Os ativistas, dissidentes do regime russo, tinham realizado em janeiro de 2021 um protesto pela libertação de Alexey Navalny, opositor do Governo russo, e argumentaram que a Câmara Municipal de Lisboa, liderada então por Fernando Medina, atual ministro das Finanças, pôs em causa a sua segurança e a dos seus familiares na Rússia aquando da divulgação dos seus dados.

Fernando Medina pediu “desculpas públicas” pela partilha desses dados, assumindo que foi “um erro lamentável que não podia ter acontecido”, e disse que soube do caso através da comunicação social.

Um mês depois de conhecida a divulgação de dados às autoridades russas, a Câmara de Lisboa aprovou por maioria (com oito votos a favor, seis contra e três abstenções) a exoneração do encarregado de proteção de dados do município e coordenador da equipa de projeto de proteção de dados pessoais, Luís Feliciano.

A presidente da CNPD, Filipa Calvão, ouvida no parlamento sobre esta matéria, defendeu que o encarregado de proteção de dados não deveria ser destituído, sublinhando que a responsabilidade deveria ser imputada apenas ao município.

Medina recusou que a exoneração do responsável tivesse servido como “bode expiatório” e definiu-a como uma necessidade para “restabelecer a confiança no funcionamento dos serviços”.

Questionado na altura sobre a polémica, o primeiro-ministro, António Costa, considerou não haver responsabilidades políticas a extrair da transmissão de dados, lamentando a ideia lançada de que a CML seria “uma espécie de centro de espionagem do senhor Putin”.

Também confrontado com o caso, o embaixador da Rússia em Portugal, Mikhail Kamynin, afirmou em junho de 2021 que a embaixada eliminou os dados dos manifestantes do protesto, frisando que as informações não foram transmitidas a Moscovo.

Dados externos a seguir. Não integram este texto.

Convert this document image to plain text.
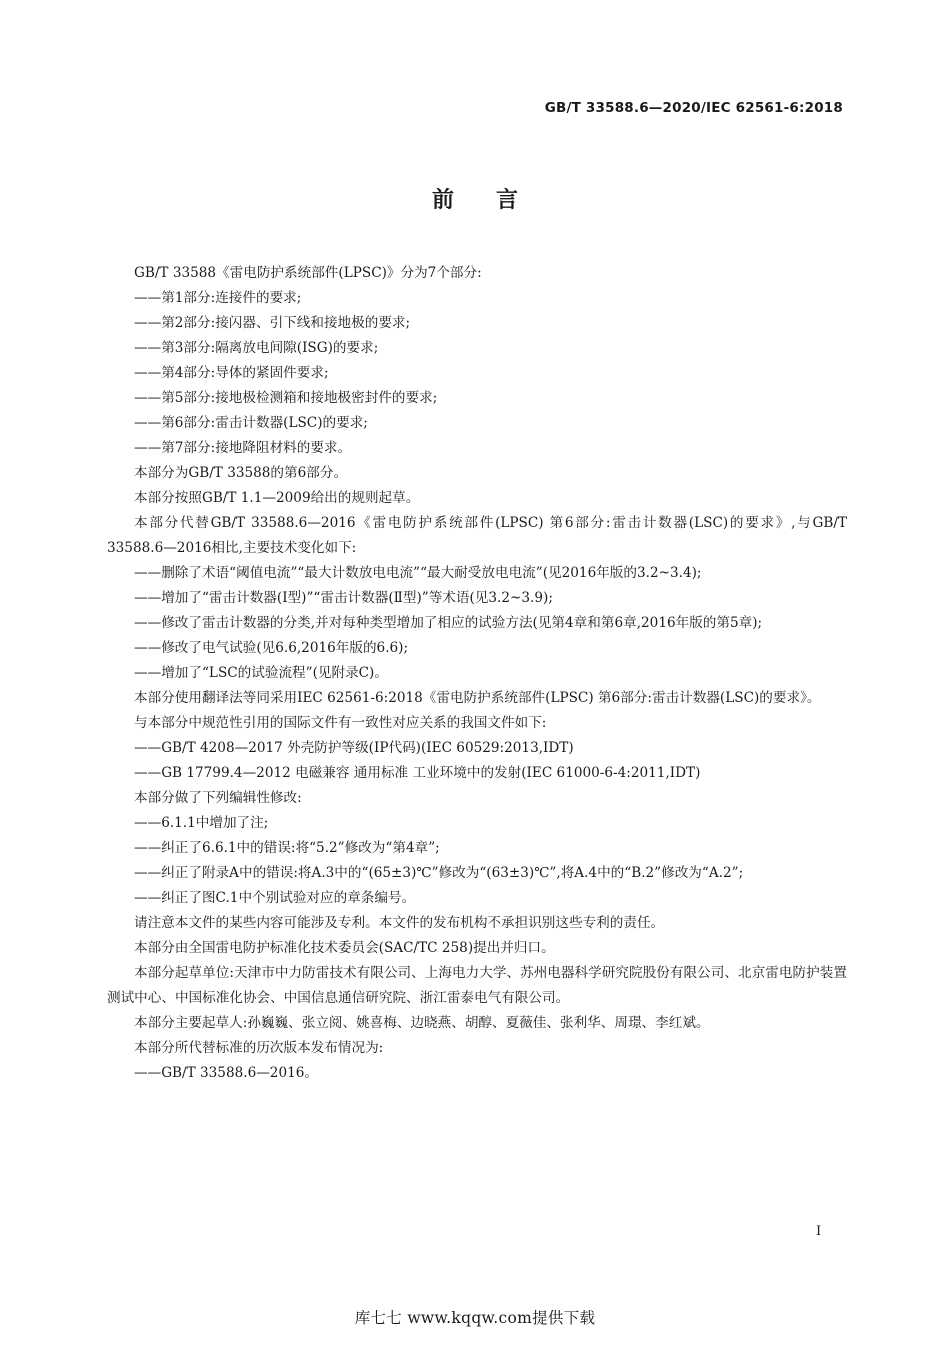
GB/T 33588.6—2020/IEC 62561-6:2018
前言

GB/T 33588《雷电防护系统部件(LPSC)》分为7个部分:

——第1部分:连接件的要求;

——第2部分:接闪器、引下线和接地极的要求;

——第3部分:隔离放电间隙(ISG)的要求;

——第4部分:导体的紧固件要求;

——第5部分:接地极检测箱和接地极密封件的要求;

——第6部分:雷击计数器(LSC)的要求;

——第7部分:接地降阻材料的要求。

本部分为GB/T 33588的第6部分。

本部分按照GB/T 1.1—2009给出的规则起草。

本部分代替GB/T 33588.6—2016《雷电防护系统部件(LPSC) 第6部分:雷击计数器(LSC)的要求》,与GB/T 33588.6—2016相比,主要技术变化如下:

——删除了术语“阈值电流”“最大计数放电电流”“最大耐受放电电流”(见2016年版的3.2~3.4);

——增加了“雷击计数器(Ⅰ型)”“雷击计数器(Ⅱ型)”等术语(见3.2~3.9);

——修改了雷击计数器的分类,并对每种类型增加了相应的试验方法(见第4章和第6章,2016年版的第5章);

——修改了电气试验(见6.6,2016年版的6.6);

——增加了“LSC的试验流程”(见附录C)。

本部分使用翻译法等同采用IEC 62561-6:2018《雷电防护系统部件(LPSC) 第6部分:雷击计数器(LSC)的要求》。

与本部分中规范性引用的国际文件有一致性对应关系的我国文件如下:

——GB/T 4208—2017 外壳防护等级(IP代码)(IEC 60529:2013,IDT)

——GB 17799.4—2012 电磁兼容 通用标准 工业环境中的发射(IEC 61000-6-4:2011,IDT)

本部分做了下列编辑性修改:

——6.1.1中增加了注;

——纠正了6.6.1中的错误:将“5.2”修改为“第4章”;

——纠正了附录A中的错误:将A.3中的“(65±3)℃”修改为“(63±3)℃”,将A.4中的“B.2”修改为“A.2”;

——纠正了图C.1中个别试验对应的章条编号。

请注意本文件的某些内容可能涉及专利。本文件的发布机构不承担识别这些专利的责任。

本部分由全国雷电防护标准化技术委员会(SAC/TC 258)提出并归口。

本部分起草单位:天津市中力防雷技术有限公司、上海电力大学、苏州电器科学研究院股份有限公司、北京雷电防护装置测试中心、中国标准化协会、中国信息通信研究院、浙江雷泰电气有限公司。

本部分主要起草人:孙巍巍、张立阅、姚喜梅、边晓燕、胡醇、夏薇佳、张利华、周璟、李红斌。

本部分所代替标准的历次版本发布情况为:

——GB/T 33588.6—2016。

I
库七七 www.kqqw.com提供下载
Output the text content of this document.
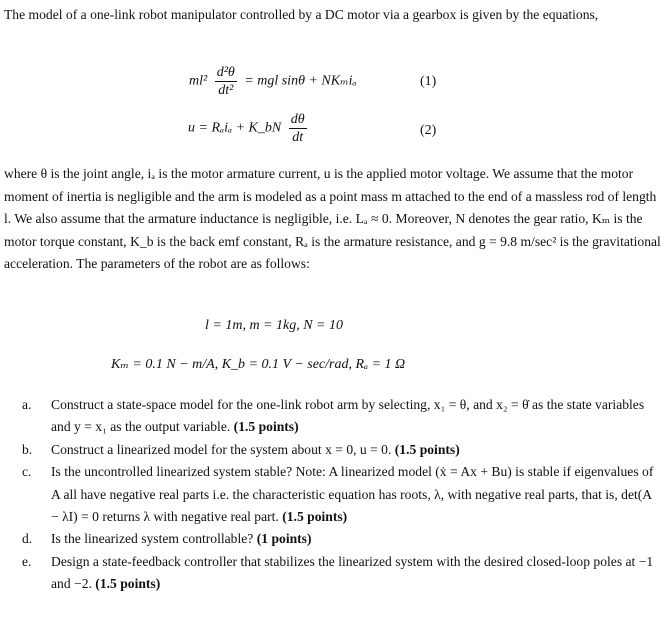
The model of a one-link robot manipulator controlled by a DC motor via a gearbox is given by the equations,

$ml^2 \frac{\text{d²θ}}{\text{dt²}}$ = mgl sinθ + NKₘiₐ	(1)
u = Rₐiₐ + K_bN $\frac{d\theta}{dt}$	(2)

where θ is the joint angle, iₐ is the motor armature current, u is the applied motor voltage. We assume that the motor moment of inertia is negligible and the arm is modeled as a point mass m attached to the end of a massless rod of length l. We also assume that the armature inductance is negligible, i.e. Lₐ ≈ 0. Moreover, N denotes the gear ratio, Kₘ is the motor torque constant, K_b is the back emf constant, Rₐ is the armature resistance, and g = 9.8 m/sec² is the gravitational acceleration. The parameters of the robot are as follows:

l = 1m, m = 1kg, N = 10
Kₘ = 0.1 N − m/A, K_b = 0.1 V − sec/rad, Rₐ = 1 Ω

a. Construct a state-space model for the one-link robot arm by selecting, x₁ = θ, and x₂ = θ̇ as the state variables and y = x₁ as the output variable. (1.5 points)

b. Construct a linearized model for the system about x = 0, u = 0. (1.5 points)

c. Is the uncontrolled linearized system stable? Note: A linearized model (ẋ = Ax + Bu) is stable if eigenvalues of A all have negative real parts i.e. the characteristic equation has roots, λ, with negative real parts, that is, det(A − λI) = 0 returns λ with negative real part. (1.5 points)

d. Is the linearized system controllable? (1 points)

e. Design a state-feedback controller that stabilizes the linearized system with the desired closed-loop poles at −1 and −2. (1.5 points)
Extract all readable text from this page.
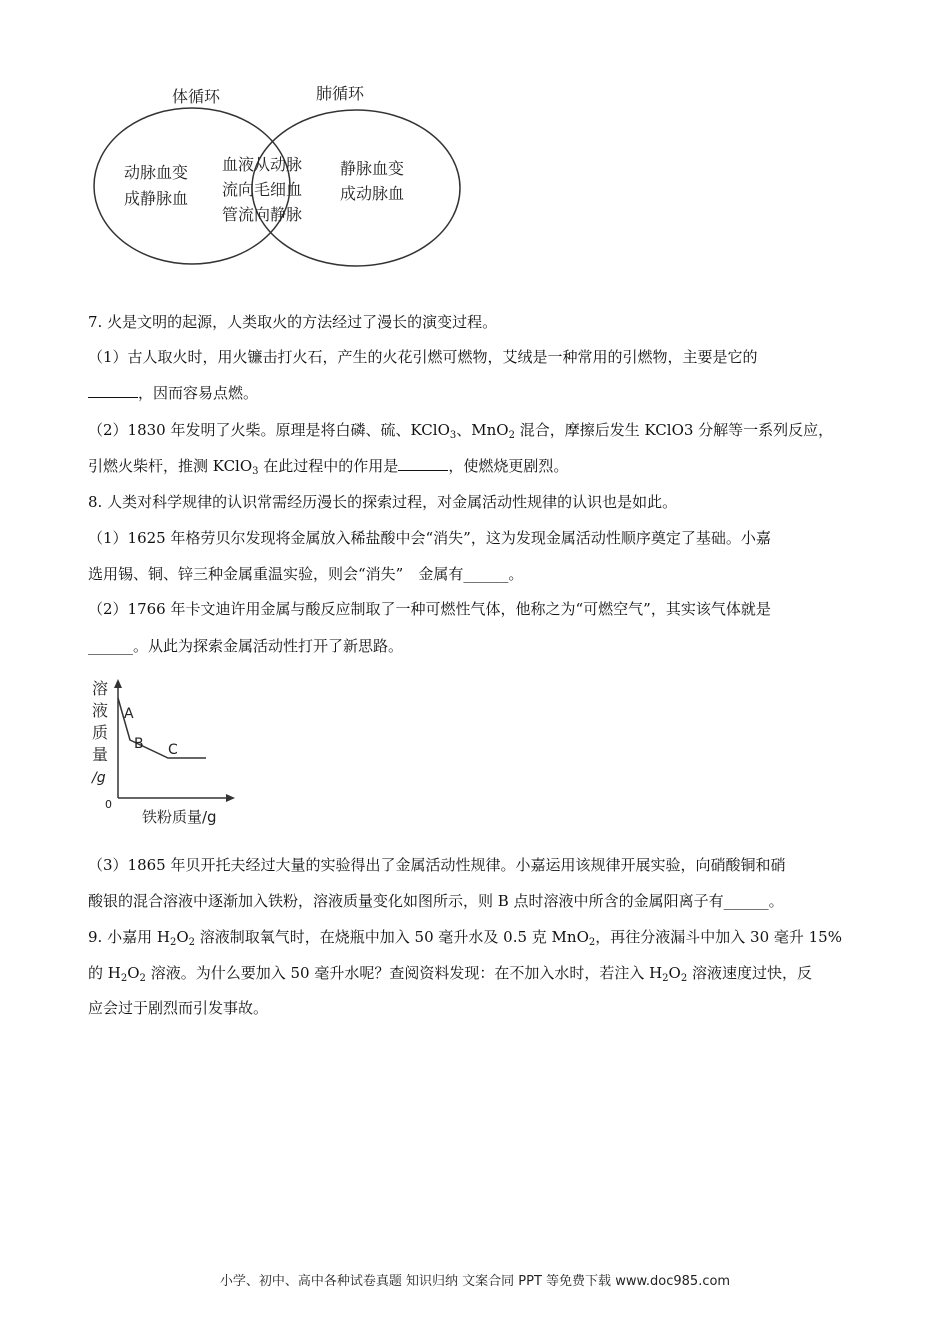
体循环	肺循环
动脉血变
成静脉血
血液从动脉
流向毛细血
管流向静脉
静脉血变
成动脉血
7. 火是文明的起源，人类取火的方法经过了漫长的演变过程。
（1）古人取火时，用火镰击打火石，产生的火花引燃可燃物，艾绒是一种常用的引燃物，主要是它的
，因而容易点燃。
（2）1830 年发明了火柴。原理是将白磷、硫、KClO$_3$、MnO$_2$ 混合，摩擦后发生 KClO3 分解等一系列反应，
引燃火柴杆，推测 KClO$_3$ 在此过程中的作用是	，使燃烧更剧烈。
8. 人类对科学规律的认识常需经历漫长的探索过程，对金属活动性规律的认识也是如此。
（1）1625 年格劳贝尔发现将金属放入稀盐酸中会“消失”，这为发现金属活动性顺序奠定了基础。小嘉
选用锡、铜、锌三种金属重温实验，则会“消失”　金属有______。
（2）1766 年卡文迪许用金属与酸反应制取了一种可燃性气体，他称之为“可燃空气”，其实该气体就是
______。从此为探索金属活动性打开了新思路。
溶
液
质
量
/g
0
铁粉质量/g
A
B C
（3）1865 年贝开托夫经过大量的实验得出了金属活动性规律。小嘉运用该规律开展实验，向硝酸铜和硝
酸银的混合溶液中逐渐加入铁粉，溶液质量变化如图所示，则 B 点时溶液中所含的金属阳离子有______。
9. 小嘉用 $H_2O_2$ 溶液制取氧气时，在烧瓶中加入 50 毫升水及 0.5 克 MnO$_2$，再往分液漏斗中加入 30 毫升 15%
的 $H_2O_2$ 溶液。为什么要加入 50 毫升水呢？查阅资料发现：在不加入水时，若注入 $H_2O_2$ 溶液速度过快，反
应会过于剧烈而引发事故。
小学、初中、高中各种试卷真题 知识归纳 文案合同 PPT 等免费下载 www.doc985.com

Já em janeiro de 2022, a CNPD multou a CML em 1,25 milhões de euros no processo relativo ao tratamento de dados pessoais de participantes em manifestações, depois de ter identificado 225 contraordenações nas comunicações feitas pelo município no âmbito de manifestações, comícios ou desfiles.

A coima relativa à contraordenação pela ausência da avaliação do impacto sobre a proteção de dados poderia atingir 10 milhões de euros, enquanto as restantes 224 poderiam ir, cada uma, até aos 20 milhões de euros.